Today’s futures markets are places where participants trade all kinds of commodity and financial derivatives, from oil and gold to foreign exchange and interest rates. But before the 1960s, futures markets were solely places to trade grain, produce or dairy products like butter and eggs (CME began as the Chicago Butter and Egg Board). One of the great innovations in commodity markets happened in 1964 when CME’s Live Cattle contract was introduced as a way to help cattle producers manage risk the same way grain producers had been doing for 100 years. The contract opened the door to contracts in other live commodities, including lean hogs two years later.
As we mark the 50th anniversary of the launch of the contract (November 30) and the 30th anniversary of Live Cattle options on Futures (October 30) it’s fascinating to look at how trading in Live Cattle has grown. Like most futures contracts introduced to new industries, Live Cattle took some time to gather momentum, though many producers were interested in using it right away. 191 contracts traded on the first day, and the average daily volume in 1965, the first full year of trading, was 235. The October 2014 average daily volume was 46,154.
The highest-ever volume for the Live Cattle contract in a single day was 147,566 on March 9, 2011
Some of the growth can be attributed to the introduction of electronic trading, which made it easier for more producers, processors and others in the beef value chain to enter the market. But just as important is a change in philosophy within the cattle industry about the importance of risk management. The combination of this change in approach, technology and the ability to use that technology has invited a surge of new participants into the market. That means more liquidity, and the ability for hedgers to lay off risks more efficiently.

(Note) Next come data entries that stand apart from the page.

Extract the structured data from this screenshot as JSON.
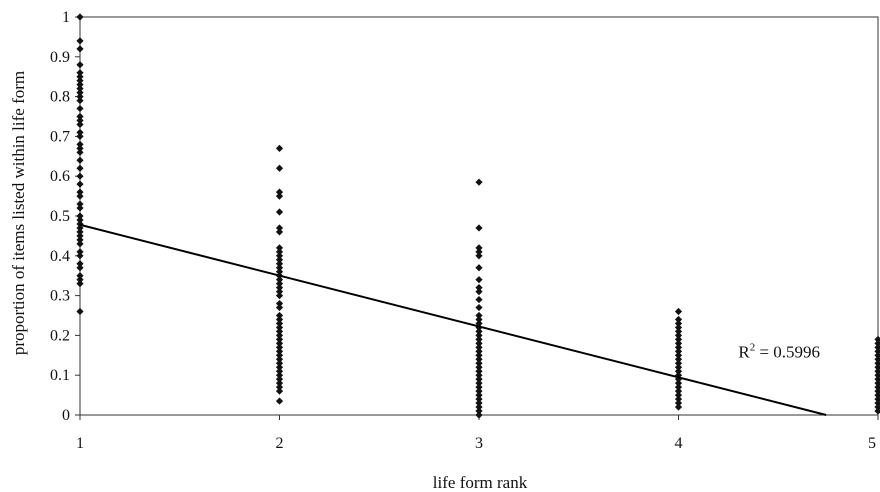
{
  "chart_data": {
    "type": "scatter",
    "title": "",
    "xlabel": "life form rank",
    "ylabel": "proportion of items listed within life form",
    "xlim": [
      1,
      5
    ],
    "ylim": [
      0,
      1
    ],
    "x_ticks": [
      "1",
      "2",
      "3",
      "4",
      "5"
    ],
    "y_ticks": [
      "0",
      "0.1",
      "0.2",
      "0.3",
      "0.4",
      "0.5",
      "0.6",
      "0.7",
      "0.8",
      "0.9",
      "1"
    ],
    "grid": false,
    "legend": "none",
    "marker_color": "#111111",
    "series": [
      {
        "points": [
          [
            1,
            1.0
          ],
          [
            1,
            0.94
          ],
          [
            1,
            0.92
          ],
          [
            1,
            0.88
          ],
          [
            1,
            0.86
          ],
          [
            1,
            0.85
          ],
          [
            1,
            0.84
          ],
          [
            1,
            0.83
          ],
          [
            1,
            0.82
          ],
          [
            1,
            0.81
          ],
          [
            1,
            0.8
          ],
          [
            1,
            0.79
          ],
          [
            1,
            0.77
          ],
          [
            1,
            0.75
          ],
          [
            1,
            0.74
          ],
          [
            1,
            0.73
          ],
          [
            1,
            0.71
          ],
          [
            1,
            0.7
          ],
          [
            1,
            0.68
          ],
          [
            1,
            0.67
          ],
          [
            1,
            0.66
          ],
          [
            1,
            0.64
          ],
          [
            1,
            0.62
          ],
          [
            1,
            0.6
          ],
          [
            1,
            0.58
          ],
          [
            1,
            0.56
          ],
          [
            1,
            0.55
          ],
          [
            1,
            0.53
          ],
          [
            1,
            0.52
          ],
          [
            1,
            0.5
          ],
          [
            1,
            0.49
          ],
          [
            1,
            0.48
          ],
          [
            1,
            0.47
          ],
          [
            1,
            0.46
          ],
          [
            1,
            0.45
          ],
          [
            1,
            0.44
          ],
          [
            1,
            0.43
          ],
          [
            1,
            0.41
          ],
          [
            1,
            0.4
          ],
          [
            1,
            0.38
          ],
          [
            1,
            0.37
          ],
          [
            1,
            0.35
          ],
          [
            1,
            0.34
          ],
          [
            1,
            0.33
          ],
          [
            1,
            0.26
          ],
          [
            2,
            0.67
          ],
          [
            2,
            0.62
          ],
          [
            2,
            0.56
          ],
          [
            2,
            0.55
          ],
          [
            2,
            0.51
          ],
          [
            2,
            0.47
          ],
          [
            2,
            0.46
          ],
          [
            2,
            0.42
          ],
          [
            2,
            0.41
          ],
          [
            2,
            0.4
          ],
          [
            2,
            0.39
          ],
          [
            2,
            0.38
          ],
          [
            2,
            0.37
          ],
          [
            2,
            0.36
          ],
          [
            2,
            0.35
          ],
          [
            2,
            0.34
          ],
          [
            2,
            0.33
          ],
          [
            2,
            0.32
          ],
          [
            2,
            0.31
          ],
          [
            2,
            0.3
          ],
          [
            2,
            0.28
          ],
          [
            2,
            0.27
          ],
          [
            2,
            0.25
          ],
          [
            2,
            0.24
          ],
          [
            2,
            0.23
          ],
          [
            2,
            0.22
          ],
          [
            2,
            0.21
          ],
          [
            2,
            0.2
          ],
          [
            2,
            0.19
          ],
          [
            2,
            0.18
          ],
          [
            2,
            0.17
          ],
          [
            2,
            0.16
          ],
          [
            2,
            0.15
          ],
          [
            2,
            0.14
          ],
          [
            2,
            0.13
          ],
          [
            2,
            0.12
          ],
          [
            2,
            0.11
          ],
          [
            2,
            0.1
          ],
          [
            2,
            0.09
          ],
          [
            2,
            0.08
          ],
          [
            2,
            0.07
          ],
          [
            2,
            0.06
          ],
          [
            2,
            0.035
          ],
          [
            3,
            0.585
          ],
          [
            3,
            0.47
          ],
          [
            3,
            0.42
          ],
          [
            3,
            0.41
          ],
          [
            3,
            0.4
          ],
          [
            3,
            0.37
          ],
          [
            3,
            0.34
          ],
          [
            3,
            0.32
          ],
          [
            3,
            0.31
          ],
          [
            3,
            0.29
          ],
          [
            3,
            0.27
          ],
          [
            3,
            0.25
          ],
          [
            3,
            0.24
          ],
          [
            3,
            0.23
          ],
          [
            3,
            0.22
          ],
          [
            3,
            0.21
          ],
          [
            3,
            0.2
          ],
          [
            3,
            0.19
          ],
          [
            3,
            0.18
          ],
          [
            3,
            0.17
          ],
          [
            3,
            0.16
          ],
          [
            3,
            0.15
          ],
          [
            3,
            0.14
          ],
          [
            3,
            0.13
          ],
          [
            3,
            0.12
          ],
          [
            3,
            0.11
          ],
          [
            3,
            0.1
          ],
          [
            3,
            0.09
          ],
          [
            3,
            0.08
          ],
          [
            3,
            0.07
          ],
          [
            3,
            0.06
          ],
          [
            3,
            0.05
          ],
          [
            3,
            0.04
          ],
          [
            3,
            0.03
          ],
          [
            3,
            0.02
          ],
          [
            3,
            0.01
          ],
          [
            3,
            0.0
          ],
          [
            4,
            0.26
          ],
          [
            4,
            0.24
          ],
          [
            4,
            0.23
          ],
          [
            4,
            0.22
          ],
          [
            4,
            0.21
          ],
          [
            4,
            0.2
          ],
          [
            4,
            0.19
          ],
          [
            4,
            0.18
          ],
          [
            4,
            0.17
          ],
          [
            4,
            0.16
          ],
          [
            4,
            0.15
          ],
          [
            4,
            0.14
          ],
          [
            4,
            0.13
          ],
          [
            4,
            0.12
          ],
          [
            4,
            0.11
          ],
          [
            4,
            0.1
          ],
          [
            4,
            0.09
          ],
          [
            4,
            0.08
          ],
          [
            4,
            0.07
          ],
          [
            4,
            0.06
          ],
          [
            4,
            0.05
          ],
          [
            4,
            0.04
          ],
          [
            4,
            0.03
          ],
          [
            4,
            0.02
          ],
          [
            5,
            0.19
          ],
          [
            5,
            0.18
          ],
          [
            5,
            0.17
          ],
          [
            5,
            0.16
          ],
          [
            5,
            0.15
          ],
          [
            5,
            0.14
          ],
          [
            5,
            0.13
          ],
          [
            5,
            0.12
          ],
          [
            5,
            0.11
          ],
          [
            5,
            0.1
          ],
          [
            5,
            0.09
          ],
          [
            5,
            0.08
          ],
          [
            5,
            0.07
          ],
          [
            5,
            0.06
          ],
          [
            5,
            0.05
          ],
          [
            5,
            0.04
          ],
          [
            5,
            0.03
          ],
          [
            5,
            0.02
          ],
          [
            5,
            0.01
          ]
        ]
      }
    ],
    "trendline": {
      "type": "linear",
      "x": [
        1,
        4.74
      ],
      "y": [
        0.478,
        0.0
      ]
    },
    "annotation": {
      "r2_prefix": "R",
      "r2_superscript": "2",
      "r2_value": " = 0.5996",
      "anchor_x": 4.3,
      "anchor_y": 0.145
    }
  }
}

The Live Cattle contract was introduced to function as a risk management tool for commercial hedgers. That’s still who the contract is designed to serve, though that audience has grown substantially. With more liquidity, advanced technology, and a much greater diversity of participants, the market of today might be unrecognizable to the people who traded on that first day. However, 50 years later, the goal is the same — allow the beef industry to manage its risk in the most efficient way possible.
In the video above, Tim Andriesen, CME Group’s managing director of Agricultural Products, discusses the impact the contract continues to have on the cattle industry. Two producers, Luke Lind of J & F Cattle and Jordan Levi of Arcadia Asset Management, also discuss the importance the contract has had on their business.